Do you have a rebellious teenager? Are you struggling with troubled youth? How do you get them to change their negative behavior? Some would say you can’t change someone else. But according to Michael J. Merchant, the President of Anasazi Foundation, there IS a way to get someone to change, but the way to do it might surprise you . . .
Transcript of A SURPRISING Way to Change Negative Behavior:
Look, when young people are making choices they shouldn’t be making in their life, they’ve created a new need in their life and that’s justification—they have to explain it away. They have to explain it away—they have to make it okay to make those kind of choices—choices that would be harmful to themselves or their family. They have to justify it.
And, too often, we give them the very justification they need to explain it away. And so, by us withholding our love, by us bringing to them a heart at war—we simply give them justification. We think, when our child is making those kinds of choices, we gotta keep the pressure up, we got to stay in their face, we got to make sure they see the bad things they’re doing wrong. And so we stay on it. We actually think if we don’t that we’re going to let them off the hook.

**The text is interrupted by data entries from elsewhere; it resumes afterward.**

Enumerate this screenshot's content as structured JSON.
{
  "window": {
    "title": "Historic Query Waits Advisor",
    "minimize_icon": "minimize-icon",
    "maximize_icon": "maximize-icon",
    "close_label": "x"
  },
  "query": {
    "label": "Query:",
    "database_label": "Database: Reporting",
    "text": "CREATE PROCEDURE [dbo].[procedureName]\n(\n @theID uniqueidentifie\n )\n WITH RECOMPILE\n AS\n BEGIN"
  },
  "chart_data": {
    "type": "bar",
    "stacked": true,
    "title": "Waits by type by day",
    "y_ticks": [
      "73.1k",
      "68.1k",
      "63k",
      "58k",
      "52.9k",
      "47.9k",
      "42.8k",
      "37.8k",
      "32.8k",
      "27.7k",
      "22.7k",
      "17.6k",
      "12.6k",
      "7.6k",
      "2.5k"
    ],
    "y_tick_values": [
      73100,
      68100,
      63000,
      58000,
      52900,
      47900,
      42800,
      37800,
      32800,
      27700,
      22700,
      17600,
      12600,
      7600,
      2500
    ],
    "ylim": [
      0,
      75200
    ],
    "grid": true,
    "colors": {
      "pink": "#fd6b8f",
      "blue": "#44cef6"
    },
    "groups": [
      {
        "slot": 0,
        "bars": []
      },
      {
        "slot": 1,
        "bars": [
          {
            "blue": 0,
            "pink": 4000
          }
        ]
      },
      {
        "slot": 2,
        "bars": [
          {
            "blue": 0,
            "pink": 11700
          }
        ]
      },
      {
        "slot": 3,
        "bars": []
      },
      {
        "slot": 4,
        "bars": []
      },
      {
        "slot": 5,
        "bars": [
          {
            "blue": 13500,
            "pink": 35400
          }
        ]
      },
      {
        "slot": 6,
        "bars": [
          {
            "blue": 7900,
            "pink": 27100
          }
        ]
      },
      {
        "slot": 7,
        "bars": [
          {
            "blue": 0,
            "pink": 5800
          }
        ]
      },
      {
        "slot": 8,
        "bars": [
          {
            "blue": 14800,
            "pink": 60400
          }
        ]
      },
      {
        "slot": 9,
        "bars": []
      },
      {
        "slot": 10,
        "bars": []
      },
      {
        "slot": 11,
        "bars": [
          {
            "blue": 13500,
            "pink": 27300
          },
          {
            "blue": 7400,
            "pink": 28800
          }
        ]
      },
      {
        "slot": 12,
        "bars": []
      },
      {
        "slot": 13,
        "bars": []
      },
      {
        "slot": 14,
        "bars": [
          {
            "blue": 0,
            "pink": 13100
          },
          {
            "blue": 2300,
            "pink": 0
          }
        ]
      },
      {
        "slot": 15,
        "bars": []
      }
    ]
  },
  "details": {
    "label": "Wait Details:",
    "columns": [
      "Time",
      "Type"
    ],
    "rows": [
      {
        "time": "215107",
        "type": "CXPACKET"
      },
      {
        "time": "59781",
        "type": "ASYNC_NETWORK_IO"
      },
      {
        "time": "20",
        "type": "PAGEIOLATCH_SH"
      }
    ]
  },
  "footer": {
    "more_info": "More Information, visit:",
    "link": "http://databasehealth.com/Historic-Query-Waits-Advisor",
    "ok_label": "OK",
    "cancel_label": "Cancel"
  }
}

Well, it’s just the opposite of what we think. It’s actually our heart at war—our pressure, our withholding our love that actually let’s them off the hook. Because then they can just blame us. They can just say: “Well, it’s—my mom doesn’t care about me anyway. My dad’s just in my face all the time. And they don’t trust me anyway.” And they actually need that when they’re making wrong choices. They need that justification. It’s like air to breathe. And, in a strange kind of way, it’s actually the deepest addiction of all: the addiction that we have to the justification we need—the story we tell ourselves to make it okay, to make those kinds of choices that would be harmful to ourselves or others.
And so, when we love them we allow them to stand before their own conscience in the face of someone who actually cares about them. That’s the best chance they’ll actually see their lives truthfully. That’s the best chance they’ll ever change. No one can change until they become fully responsible for their life. And no can become fully responsible for their life when they’re just giving lots of justification. The best chance somebody will become responsible for their life is in the face of someone who actually loves them and cares about them.

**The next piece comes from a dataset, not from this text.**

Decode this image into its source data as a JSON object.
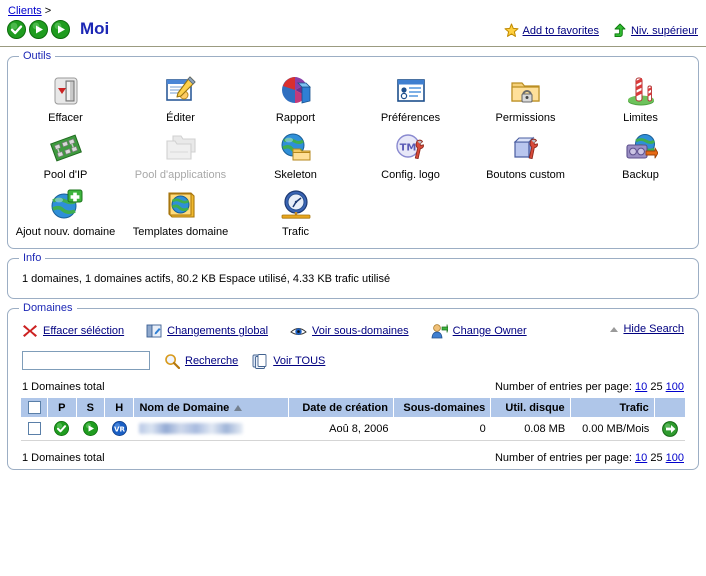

Terry Warner once said: “Our love will indict their spirit, whereas our blame will only console them.” I’ve always loved that line. Blame them, struggle with them, have a heart at war towards them, withhold our love from them in an effort to get them to change, and we just give them justification to keep doing the things we don’t want them to do.
Love them and we change their world. We give them somebody different to respond to. There’s a thread tugging on their heart that someone actually cares about them and it makes it really hard from them to do those things they’re doing. And if they’re doing those things, I want them to feel the full weight of the choices that they’re doing—and that’s the only way they’re going to feel that.